In the following code, the first cstr is correct (i assume it is cstr1 in the real code?). The second prints the c-string associated with the temporary string object ss.str(). The object is destroyed at the end of evaluating the full-expression in which it appears. The full-expression is the entire cout << ... expression - so while the c-string is output, the associated string object still exists. For cstr2 - it is pure badness that it succeeds. It most possibly internally chooses the same storage location for the new temporary which it already chose for the temporary used to initialize cstr2. It could aswell crash.
cout << cstr // Prints correctly
<< ss.str().c_str() // Prints correctly
<< cstr2; // Prints correctly (???)
The return of c_str() will usually just point to the internal string buffer - but that's not a requirement. The string could make up a buffer if its internal implementation is not contiguous for example (that's well possible - but in the next C++ Standard, strings need to be contiguously stored).
In GCC, strings use reference counting and copy-on-write. Thus, you will find that the following holds true (it does, at least on my GCC version)
string a = "hello";
string b(a);
assert(a.c_str() == b.c_str());
The two strings share the same buffer here. At the time you change one of them, the buffer will be copied and each will hold its separate copy. Other string implementations do things different, though.

Returning value from a function

const char *Greet(const char *c) {
string name;
if(c)
name = c;
if (name.empty())
return "Hello, Unknown";
return name.c_str();
}
int _tmain(int argc, _TCHAR* argv[])
{
cout << Greet(0) << '\t' << Greet("Hello, World") << endl;
return 0;
}
I see 2 bugs with the above code.
Returning c_str from a string object that is defined local to the function.
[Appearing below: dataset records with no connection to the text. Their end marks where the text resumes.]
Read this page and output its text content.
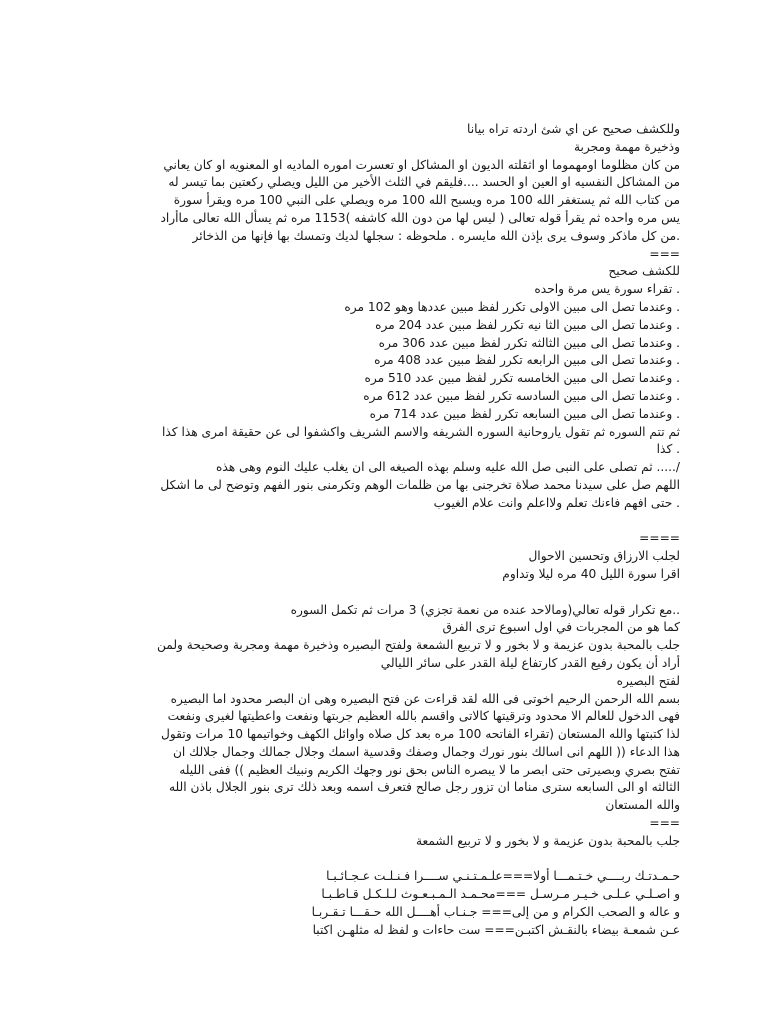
وللكشف صحيح عن اي شئ اردته تراه بيانا
وذخيرة مهمة ومجربة
من كان مظلوما اومهموما او اثقلته الديون او المشاكل او تعسرت اموره الماديه او المعنويه او كان يعاني
من المشاكل النفسيه او العين او الحسد ....فليقم في الثلث الأخير من الليل ويصلي ركعتين بما تيسر له
من كتاب الله ثم يستغفر الله 100 مره ويسبح الله 100 مره ويصلي على النبي 100 مره ويقرأ سورة
يس مره واحده ثم يقرأ قوله تعالى ( ليس لها من دون الله كاشفه )1153 مره ثم يسأل الله تعالى ماأراد
.من كل ماذكر وسوف يرى بإذن الله مايسره . ملحوظه : سجلها لديك وتمسك بها فإنها من الذخائر
===
للكشف صحيح
. تقراء سورة يس مرة واحده
. وعندما تصل الى مبين الاولى تكرر لفظ مبين عددها وهو 102 مره
. وعندما تصل الى مبين الثا نيه تكرر لفظ مبين عدد 204 مره
. وعندما تصل الى مبين الثالثه تكرر لفظ مبين عدد 306 مره
. وعندما تصل الى مبين الرابعه تكرر لفظ مبين عدد 408 مره
. وعندما تصل الى مبين الخامسه تكرر لفظ مبين عدد 510 مره
. وعندما تصل الى مبين السادسه تكرر لفظ مبين عدد 612 مره
. وعندما تصل الى مبين السابعه تكرر لفظ مبين عدد 714 مره
ثم تتم السوره ثم تقول ياروحانية السوره الشريفه والاسم الشريف واكشفوا لى عن حقيقة امرى هذا كذا
. كذا
/..... ثم تصلى على النبى صل الله عليه وسلم بهذه الصيغه الى ان يغلب عليك النوم وهى هذه
اللهم صل على سيدنا محمد صلاة تخرجنى بها من ظلمات الوهم وتكرمنى بنور الفهم وتوضح لى ما اشكل
. حتى افهم فاءنك تعلم ولااعلم وانت علام الغيوب
====
لجلب الارزاق وتحسين الاحوال
اقرا سورة الليل 40 مره ليلا وتداوم
..مع تكرار قوله تعالي(ومالاحد عنده من نعمة تجزي) 3 مرات ثم تكمل السوره
كما هو من المجربات في اول اسبوع ترى الفرق
جلب بالمحبة بدون عزيمة و لا بخور و لا تربيع الشمعة ولفتح البصيره وذخيرة مهمة ومجربة وصحيحة ولمن
أراد أن يكون رفيع القدر كارتفاع ليلة القدر على سائر الليالي
لفتح البصيره
بسم الله الرحمن الرحيم اخوتى فى الله لقد قراءت عن فتح البصيره وهى ان البصر محدود اما البصيره
فهى الدخول للعالم الا محدود وترقيتها كالاتى واقسم بالله العظيم جربتها ونفعت واعطيتها لغيرى ونفعت
لذا كتبتها والله المستعان (تقراء الفاتحه 100 مره بعد كل صلاه واوائل الكهف وخواتيمها 10 مرات وتقول
هذا الدعاء (( اللهم انى اسالك بنور نورك وجمال وصفك وقدسية اسمك وجلال جمالك وجمال جلالك ان
تفتح بصري وبصيرتى حتى ابصر ما لا يبصره الناس بحق نور وجهك الكريم ونبيك العظيم )) ففى الليله
الثالثه او الى السابعه سترى مناما ان تزور رجل صالح فتعرف اسمه وبعد ذلك ترى بنور الجلال باذن الله
والله المستعان
===
جلب بالمحبة بدون عزيمة و لا بخور و لا تربيع الشمعة
حـمـدتـك ربــــي خـتـمـــا أولا===علـمـتـنـي ســــرا فـنـلـت عـجـائـبـا
و اصـلـي عـلـى خـيـر مـرسـل ===محـمـد الـمـبـعـوث لـلـكـل قـاطـبـا
و عاله و الصحب الكرام و من إلى=== جـنـاب أهــــل الله حـقـــا تـقـربـا
عـن شمعـة بيضاء بالنقـش اكتبـن=== ست حاءات و لفظ له مثلهـن اكتبا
String gets destroyed when function returns and clearly c_str() will point to some memory that is de-allocated.
Returning "Hello, Unknown" from within the function. This is again an array of const chars allocated in the stack which should get de-allocated as well when the function returns. However, it does not and I am guessing that is because of Return Value Optimization.
Is my above understanding correct?
PS: I tested the above code with both gcc and MSVC10. GCC runs the above code fine and does not generate any runtime errors or undefined behaviors both for the string object as well as for the constant string. MSVC10 displays garbage data for the string object but prints the constant string correctly.
Number 1 is correct. The pointer returned from c_str() is invalidated when name is destroyed. Dereferencing the pointer after name results in undefined behavior. In your tests, under gcc it appears to work; under Visual C++ it prints garbage. Any results are possible when the behavior is undefined.
Number 2 is incorrect. "Hello, Unknown" is a string literal. String literals have static storage duration (they exist from when the program starts up to when it terminates. You are returning a pointer to this string literal, and that pointer is valid even after the function returns.
String literals have static storage, so are not deallocated at the end of the function.